Mango Coconut Snack bars are the perfect snack to satisfy your hunger. Slightly sweet and full of mango and coconut, these bars are a taste of the tropics!
This week has been interesting to say the least. I was supposed to start a new day job on Monday and was also called for federal jury duty the same day. So the past few days I have been serving on a jury. It was my second time serving on a jury and I gained an even greater appreciation for those that serve on lengthy trials. Even though this case was only three days, it was far more mentality draining than the previous case I served. I am more tired than I am even after a long week of work. Luckily, I have these mango coconut snack bars to snack on during the day to provide a much needed boost of energy.
I finally start my new day job today and can get back into my normal routine. Among other things, I am looking forward to having a window in my office. I think it helps boost your mood when you can see the sunlight and beautiful weather outside. It also helps boost my mood to have a few snack bars available to snack on throughout the day.

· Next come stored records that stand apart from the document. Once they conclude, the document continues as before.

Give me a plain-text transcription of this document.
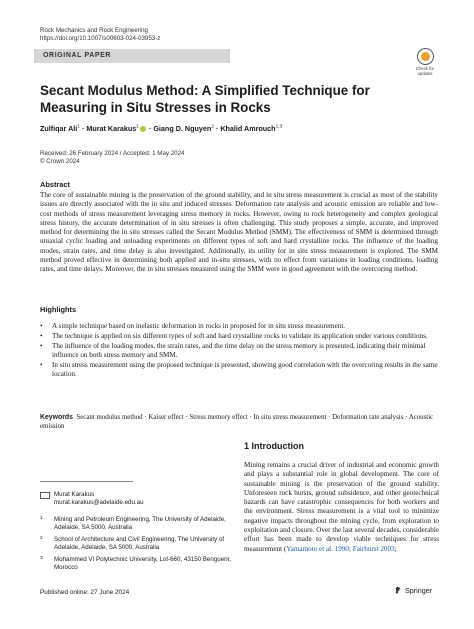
Rock Mechanics and Rock Engineering
https://doi.org/10.1007/s00603-024-03953-z
ORIGINAL PAPER
Check for
updates
Secant Modulus Method: A Simplified Technique for Measuring in Situ Stresses in Rocks
Zulfiqar Ali$^1$ · Murat Karakus$^1$ · Giang D. Nguyen$^2$ · Khalid Amrouch$^{1,3}$
Received: 26 February 2024 / Accepted: 1 May 2024
© Crown 2024
Abstract
The core of sustainable mining is the preservation of the ground stability, and in situ stress measurement is crucial as most of the stability issues are directly associated with the in situ and induced stresses. Deformation rate analysis and acoustic emission are reliable and low-cost methods of stress measurement leveraging stress memory in rocks. However, owing to rock heterogeneity and complex geological stress history, the accurate determination of in situ stresses is often challenging. This study proposes a simple, accurate, and improved method for determining the in situ stresses called the Secant Modulus Method (SMM). The effectiveness of SMM is determined through uniaxial cyclic loading and unloading experiments on different types of soft and hard crystalline rocks. The influence of the loading modes, strain rates, and time delay is also investigated. Additionally, its utility for in situ stress measurement is explored. The SMM method proved effective in determining both applied and in-situ stresses, with no effect from variations in loading conditions, loading rates, and time delays. Moreover, the in situ stresses measured using the SMM were in good agreement with the overcoring method.
Highlights
• A simple technique based on inelastic deformation in rocks in proposed for in situ stress measurement.
• The technique is applied on six different types of soft and hard crystalline rocks to validate its application under various conditions.
• The influence of the loading modes, the strain rates, and the time delay on the stress memory is presented, indicating their minimal influence on both stress memory and SMM.
• In situ stress measurement using the proposed technique is presented, showing good correlation with the overcoring results in the same location.
Keywords Secant modulus method · Kaiser effect · Stress memory effect · In situ stress measurement · Deformation rate analysis · Acoustic emission
1 Introduction
Mining remains a crucial driver of industrial and economic growth and plays a substantial role in global development. The core of sustainable mining is the preservation of the ground stability. Unforeseen rock bursts, ground subsidence, and other geotechnical hazards can have catastrophic consequences for both workers and the environment. Stress measurement is a vital tool to minimize negative impacts throughout the mining cycle, from exploration to exploitation and closure. Over the last several decades, considerable effort has been made to develop viable techniques for stress measurement (Yamamoto et al. 1990; Fairhurst 2003;
Murat Karakus
murat.karakus@adelaide.edu.au
1 Mining and Petroleum Engineering, The University of Adelaide, Adelaide, SA 5000, Australia
2 School of Architecture and Civil Engineering, The University of Adelaide, Adelaide, SA 5000, Australia
3 Mohammed VI Polytechnic University, Lot-660, 43150 Benguerir, Morocco
Published online: 27 June 2024	Springer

Mango coconut snack bars are similar to the “Kind” bars that you can buy at the store. They are crunchy, nutty and slightly sweet. I added mango and coconut to give the bars a tropical flavor. These bars are easy and come together in little time.
Mango Coconut Nut Snack Bars
- 1 cup almonds
- 1/3 cup brazil nuts
- 1/4 cup roasted and salted peanuts
- 1/3 cup puffed rice cereal
- 2 teaspoons ground flaxseed
- 1/4 cup dried mango, cut into small pieces
- 1 tablespoon unsweetened coconut
- 3 tablespoons honey
- 3 tablespoons brown rice syrup
- 1/2 teaspoon vanilla
- pinch of salt
- Preheat the oven to 350 degrees F. Spray a large bowl and spatula with baking spray. Line and 8 x 8 inch baking pan with parchment paper.
- Spread the almonds and brazil nuts in a single layer in the baking pan. Bake until toasted and fragrant, about 10 minutes.
- Coarsely chop all of the nuts and place them in the prepared bowl. Add the cereal, flaxseed, mango, and coconut. Stir until combined.
- In a medium saucepan over medium-high heat, heat the honey and brown-rice syrup until it reaches 260 degrees on a candy thermometer. Add vanilla and stir. Pour the mixture over the nut mixture and stir to combine.
- Pour the mixture into the prepared baking pan, and using the spatula, press the mixture into the pan so that it is even. Let pan sit at room temperature for 30 minutes. Cut into bars, wrap individually in plastic wrap and store in a sealed container for up to two weeks.